The three-pronged approach “will contribute to the expected shortfall” in tillage and protein crops, he said.

“It will also help farmers address challenges related to both the availability and price of feed and fertilizer,” McConalogue added.

“We are finalizing the finer details of the package of measures. We have a short window to utilize these important metrics.

“I know that all farmers have listened to the signals that if they can plant more grain, I will support them and support them.”

Backed to grow extra grain

The €400 per hectare payment will be for additional grain grown, whether grown by a farmer or by someone who was not previously involved in tillage, Mr McConalogue said.

“The main thing is that it is an additional hectare of grain, on top of what was produced last year,” he continued.

“If the farmers didn’t produce anything last year and they cultivate one hectare this year, they will be paid for it.

“If they produced a certain volume last year and they grow more this year, they will be paid for the additional volume.

“The aim is to try to get the message across to farmers that they will be supported to grow additional cereals.”

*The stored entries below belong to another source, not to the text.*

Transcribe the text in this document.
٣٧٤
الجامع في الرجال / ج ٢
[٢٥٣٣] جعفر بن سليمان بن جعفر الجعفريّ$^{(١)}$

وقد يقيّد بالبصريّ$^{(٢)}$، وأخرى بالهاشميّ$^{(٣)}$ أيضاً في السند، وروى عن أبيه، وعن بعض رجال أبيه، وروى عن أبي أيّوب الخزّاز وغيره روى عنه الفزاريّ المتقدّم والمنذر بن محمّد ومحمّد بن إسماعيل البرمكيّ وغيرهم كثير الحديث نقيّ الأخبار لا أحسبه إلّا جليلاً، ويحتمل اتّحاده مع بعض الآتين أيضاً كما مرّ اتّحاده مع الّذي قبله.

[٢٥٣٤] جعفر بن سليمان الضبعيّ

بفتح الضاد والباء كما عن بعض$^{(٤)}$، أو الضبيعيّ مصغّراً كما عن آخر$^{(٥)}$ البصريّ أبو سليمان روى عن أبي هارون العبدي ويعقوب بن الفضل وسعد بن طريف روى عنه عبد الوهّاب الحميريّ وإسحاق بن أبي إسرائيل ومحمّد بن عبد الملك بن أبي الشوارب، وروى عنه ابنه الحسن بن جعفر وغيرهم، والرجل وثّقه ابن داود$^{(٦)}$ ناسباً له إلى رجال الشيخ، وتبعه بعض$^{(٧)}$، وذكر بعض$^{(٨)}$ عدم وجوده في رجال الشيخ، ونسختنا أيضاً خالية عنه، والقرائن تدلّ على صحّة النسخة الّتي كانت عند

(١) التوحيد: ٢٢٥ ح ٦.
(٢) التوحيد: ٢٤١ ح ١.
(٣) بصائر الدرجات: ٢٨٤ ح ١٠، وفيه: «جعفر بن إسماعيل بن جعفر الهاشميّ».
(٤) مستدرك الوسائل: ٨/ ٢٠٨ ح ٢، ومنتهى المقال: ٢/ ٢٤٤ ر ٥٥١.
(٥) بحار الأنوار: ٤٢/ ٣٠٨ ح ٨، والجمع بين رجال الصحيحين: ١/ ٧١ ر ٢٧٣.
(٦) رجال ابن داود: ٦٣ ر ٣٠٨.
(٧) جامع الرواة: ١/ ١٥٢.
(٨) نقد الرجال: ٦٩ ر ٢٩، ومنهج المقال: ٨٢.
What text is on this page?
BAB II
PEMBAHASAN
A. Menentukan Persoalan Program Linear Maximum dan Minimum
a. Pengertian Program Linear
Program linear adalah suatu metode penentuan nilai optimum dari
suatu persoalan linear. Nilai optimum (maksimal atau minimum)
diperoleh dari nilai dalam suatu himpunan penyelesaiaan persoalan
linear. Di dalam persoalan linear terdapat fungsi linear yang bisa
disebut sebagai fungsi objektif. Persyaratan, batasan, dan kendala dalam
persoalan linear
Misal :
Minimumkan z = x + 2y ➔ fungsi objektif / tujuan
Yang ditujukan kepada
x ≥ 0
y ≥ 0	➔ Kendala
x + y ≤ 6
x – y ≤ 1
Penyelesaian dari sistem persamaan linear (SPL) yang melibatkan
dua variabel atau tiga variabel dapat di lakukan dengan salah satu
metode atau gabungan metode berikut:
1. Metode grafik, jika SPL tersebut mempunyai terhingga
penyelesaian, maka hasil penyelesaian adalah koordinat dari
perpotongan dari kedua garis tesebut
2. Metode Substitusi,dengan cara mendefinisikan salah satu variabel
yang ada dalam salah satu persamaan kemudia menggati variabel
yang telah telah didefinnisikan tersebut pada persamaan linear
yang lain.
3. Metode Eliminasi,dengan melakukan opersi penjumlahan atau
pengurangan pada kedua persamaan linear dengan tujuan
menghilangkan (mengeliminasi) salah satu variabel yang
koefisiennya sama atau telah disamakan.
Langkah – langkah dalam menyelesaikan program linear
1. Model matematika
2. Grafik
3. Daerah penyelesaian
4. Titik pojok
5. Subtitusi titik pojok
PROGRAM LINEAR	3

The payment will not be made on land that was plowed for grain last year, as Mr McConalogue said he did not want a situation ‘in which farmers compete for working land of the soil”, and, where a farmer who produces more than last year, obtain the payment of €400 per hectare and “could perhaps outbid a farmer who worked the land last year”.

“We want a program that works and meets the grain acreage growth target and helps farmers do that without having unintended consequences,” he added.